Can someone help me to understand where I'm wrong? I don't know why I get different volatility of each column...
This is an example of my code:
from math import sqrt
from numpy import around
from numpy.random import uniform
from pandas import DataFrame
from statistics import stdev
data = around(a=uniform(low=1.0, high=50.0, size=(500, 1)), decimals=3)
df = DataFrame(data=data, columns=['close'], dtype='float64')

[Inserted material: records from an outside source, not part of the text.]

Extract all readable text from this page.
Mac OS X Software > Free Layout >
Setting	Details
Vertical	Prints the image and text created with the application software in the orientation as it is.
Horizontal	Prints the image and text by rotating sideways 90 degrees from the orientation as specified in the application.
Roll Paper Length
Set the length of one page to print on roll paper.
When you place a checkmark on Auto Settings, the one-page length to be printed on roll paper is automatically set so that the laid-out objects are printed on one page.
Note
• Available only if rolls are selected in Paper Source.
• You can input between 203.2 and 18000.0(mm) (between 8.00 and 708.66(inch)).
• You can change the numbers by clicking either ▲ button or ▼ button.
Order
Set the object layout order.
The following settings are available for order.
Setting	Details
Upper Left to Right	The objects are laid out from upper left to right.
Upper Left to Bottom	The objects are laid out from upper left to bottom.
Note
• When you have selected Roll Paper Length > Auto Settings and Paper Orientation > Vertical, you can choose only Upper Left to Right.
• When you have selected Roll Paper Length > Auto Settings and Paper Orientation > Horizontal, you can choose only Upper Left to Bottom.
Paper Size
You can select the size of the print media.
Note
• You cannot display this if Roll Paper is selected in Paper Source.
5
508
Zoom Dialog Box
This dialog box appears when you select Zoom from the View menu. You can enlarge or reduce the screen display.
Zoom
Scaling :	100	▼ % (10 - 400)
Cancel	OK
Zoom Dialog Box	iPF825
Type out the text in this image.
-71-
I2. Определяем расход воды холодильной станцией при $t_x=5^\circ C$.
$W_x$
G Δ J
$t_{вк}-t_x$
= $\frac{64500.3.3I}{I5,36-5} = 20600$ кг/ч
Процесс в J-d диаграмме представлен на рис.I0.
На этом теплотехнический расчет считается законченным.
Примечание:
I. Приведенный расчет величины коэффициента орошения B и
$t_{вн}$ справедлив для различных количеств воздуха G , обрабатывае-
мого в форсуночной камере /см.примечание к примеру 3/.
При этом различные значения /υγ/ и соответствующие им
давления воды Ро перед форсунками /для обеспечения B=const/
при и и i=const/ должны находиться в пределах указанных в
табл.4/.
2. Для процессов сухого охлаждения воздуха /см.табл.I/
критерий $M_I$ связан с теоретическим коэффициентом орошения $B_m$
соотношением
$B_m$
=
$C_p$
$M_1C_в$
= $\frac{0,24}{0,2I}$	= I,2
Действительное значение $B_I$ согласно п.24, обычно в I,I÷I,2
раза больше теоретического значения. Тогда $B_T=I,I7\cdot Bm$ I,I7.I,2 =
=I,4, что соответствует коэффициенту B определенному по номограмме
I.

df.loc[:, 'delta'] = df.loc[:, 'close'].pct_change().fillna(0).round(3)
volatility = []
for index in range(df.shape[0]):
if index < 90:
volatility.append(0)
else:
start = index - 90
stop = index + 1
volatility.append(stdev(df.loc[start:stop, 'delta']) * sqrt(252))
df.loc[:, 'volatility1'] = volatility
df.loc[:, 'volatility2'] = df.loc[:, 'delta'].rolling(window=90).std(ddof=0) * sqrt(252)
print(df)
close delta volatility1 volatility2
0 10.099 0.000 0.000000 NaN
1 26.331 1.607 0.000000 NaN
2 32.361 0.229 0.000000 NaN
3 2.068 -0.936 0.000000 NaN
4 36.241 16.525 0.000000 NaN
.. ... ... ... ...
495 48.015 -0.029 46.078037 46.132943
496 6.988 -0.854 46.036210 46.178820
497 23.331 2.339 46.003184 45.837245
498 25.551 0.095 45.608260 45.792188
499 46.248 0.810 45.793012 45.769787
[500 rows x 4 columns]
Thanks you so much!
There are three small changes needed. Added comments inline. 89 is needed since endpoint inclusive (unlike a lot of other python stuff). ddof=1
is needed because stdev uses this by default. This article talks about numpy std instead of stdev but the theory of what ddof is doing is still the same.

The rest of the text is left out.